Art. 96. Amendements de la loi du 11 janvier 2008 relative aux obligations de transparence concernant l’information sur les émetteurs dont les valeurs mobilières sont admises à la négociation sur un marché réglementé
L’article 4, paragraphe (5) est modifié comme suit:
(5)
Si le rapport financier semestriel a fait l’objet d’un audit, le rapport d’audit est intégralement reproduit. La même règle s’applique aux rapports d’examen établis par un réviseur d’entreprises agréé, un contrôleur légal des comptes ou un contrôleur d’un pays tiers. Si le rapport financier semestriel n’a pas fait l’objet d’un audit ni d’un examen par un réviseur d’entreprises agréé, un contrôleur légal des comptes ou un contrôleur d’un pays tiers l’émetteur le déclare dans son rapport.

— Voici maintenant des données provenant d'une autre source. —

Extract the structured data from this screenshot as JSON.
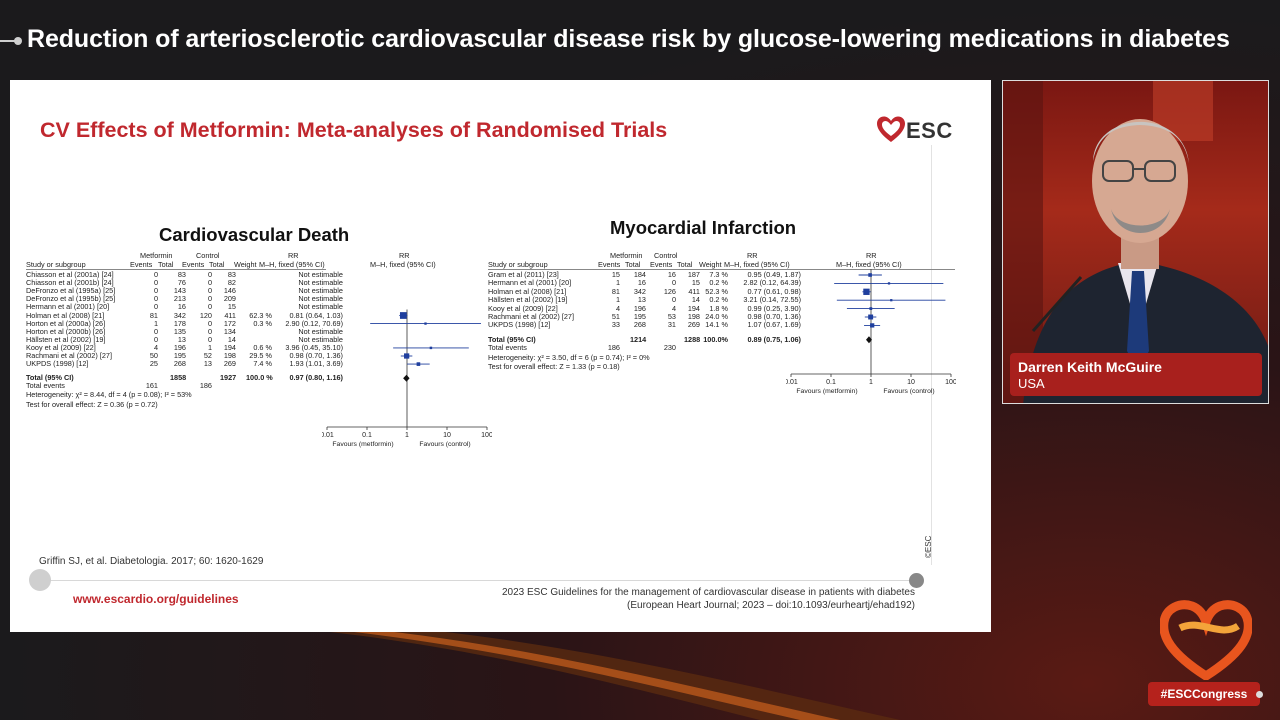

L’article 22, paragraphe (2), lettre a) est modifié comme suit:
d’exiger des réviseurs d’entreprises agréés, des contrôleurs légaux des comptes, ou des contrôleurs des pays tiers, des émetteurs, des personnes qui ont demandé l’admission à la négociation sur un marché réglementé sans le consentement de l’émetteur, des détenteurs d’actions ou d’autres instruments financiers, ou des personnes visées aux articles 9 ou 12, des personnes qui les contrôlent ou sont contrôlées par eux et des OAM, qu’ils fournissent des informations et des documents;
La première phrase de l’article 22, paragraphe (3) de la loi du 11 janvier 2008 relative aux obligations de transparence concernant l’information sur les émetteurs dont les valeurs mobilières sont admises à la négociation sur un marché réglementé est modifiée comme suit:
(3)
La Commission peut, entre autres, demander à un réviseur d’entreprises agréé, à un contrôleur légal des comptes, à un contrôleur d’un pays tiers, d’effectuer un contrôle portant sur une ou plusieurs des obligations auxquelles un émetteur, une personne qui a demandé l’admission à la négociation sur un marché réglementé sans le consentement de l’émetteur ou un OAM est soumis en vertu de la présente loi.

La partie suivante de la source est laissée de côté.